Pinas Simpol is Chef Tatung’s most ambitious work yet. Unlike his past cookbooks, he combines recipes of Filipino dishes from across the country with lyrical, scholarly essays.

Spanning over 200 full-color pages, the book has eight main sections: “Breakfast & Everyday Starts,” “Soups & Healing Bowls,” “From the Vegetable Basket,” “Noodles & Rice,” “Everyday Meals,” “Street Food & Merienda Moments,” “Fiesta & Celebration Feasts,” and “Desserts & Sweet Memories.” Each section presents recipes with one or two essays, offering both practical guidance and thoughtful reflection.

Book cover of Pinas Simpol by Chef Tatung
The front cover of Chef Tatung’s Pinas Simpol: The Love and Lore of Filipino Cooking, published by Vertikal Kreatives.
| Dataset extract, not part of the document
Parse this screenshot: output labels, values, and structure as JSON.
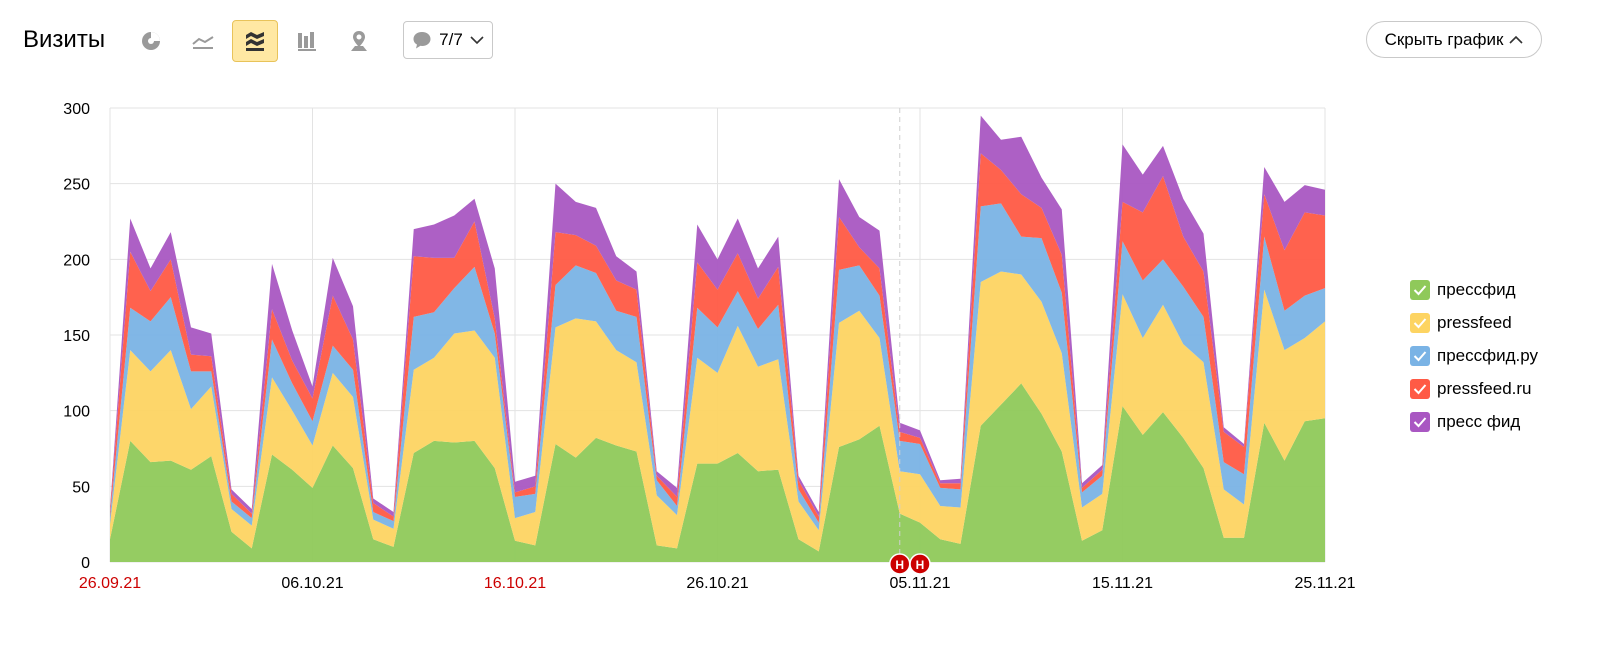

Photo by Nikko Miguel Garcia.

The recipes follow an “ABC” framework: Assemble, Build, Complete. It’s designed not as rigid instructions but as flexible guides that allow anyone to cook with whatever they have, wherever they are. It reflects Filipino cuisine’s long tradition of adaptation.

Notable essays include “The Mother Tongue of Our Cuisine,” where Chef Tatung argues that taste is everyone’s first language, and “The Dirty Kitchen and the Clean,” where he fondly recalls his grandmother’s cooking while reflecting on the titular kitchen coined by American colonizers. “The Alchemist’s Table,” meanwhile, contemplates whether a dish’s true origin can ever be discovered, even as he admires the waters of Baler from a cliff and remembers its native son, President Manuel L. Quezon.

Simpol, not simple

Chef Tatung also deliberately uses “simpol” instead of “simple.” As he writes in the preface, “It’s not a typo. It’s a declaration. Pinas Simpol may sound like a playful nod to the Filipino accent, but its true power lies in its reclamation. By reshaping a borrowed word, this book claims our ownership—turning what was once a caricature into a badge of pride.”

Simpol is redefined: not a lack of sophistication, but a simplicity born of confidence, ingenuity, and soul,” he adds. “To embrace Simpol is to embrace a Filipino way of cooking and living—proud, honest, and distinctly our own.”

And as they say, all good things come in threes. Pinas Simpol is the first entry in a planned trilogy on Filipino food writing, following the tradition of scholars like Doreen Fernandez, Gilda Cordero Fernando, Edilberto Alegre, Felice Sta. Maria, and Ige Ramos.

“It’s a continuation of the efforts of our earlier scholars,” he said. “Malalim siya na usapan… we attempt to qualify Filipino food, to be able to make it a teachable cuisine on a global setting.”

 

The second book, a “more academic” one with “pure text and no photos,” is already completed and slated for release in the first quarter of 2026. The third book, a “philosophical discourse on Filipino culture and society,” is expected to be finished by the end of that year.

Chef Tatung is also in talks with an international streaming platform to come up with a “proper documentary” on Philippine cuisine anchored on scholarship, not mere anecdotes. It’s one of Chef Tatung’s concrete efforts to further democratize Filipino food.

In his introduction to Pinas Simpol, Chef Tatung says our food rests on a table whose four legs are “Rooted,” “Resilient,” “Respectful,” and “Responsive.” Through this Filipino table, flaws and all, he says there’s always room for more: “The table stretches wider, always ready to welcome what’s next.”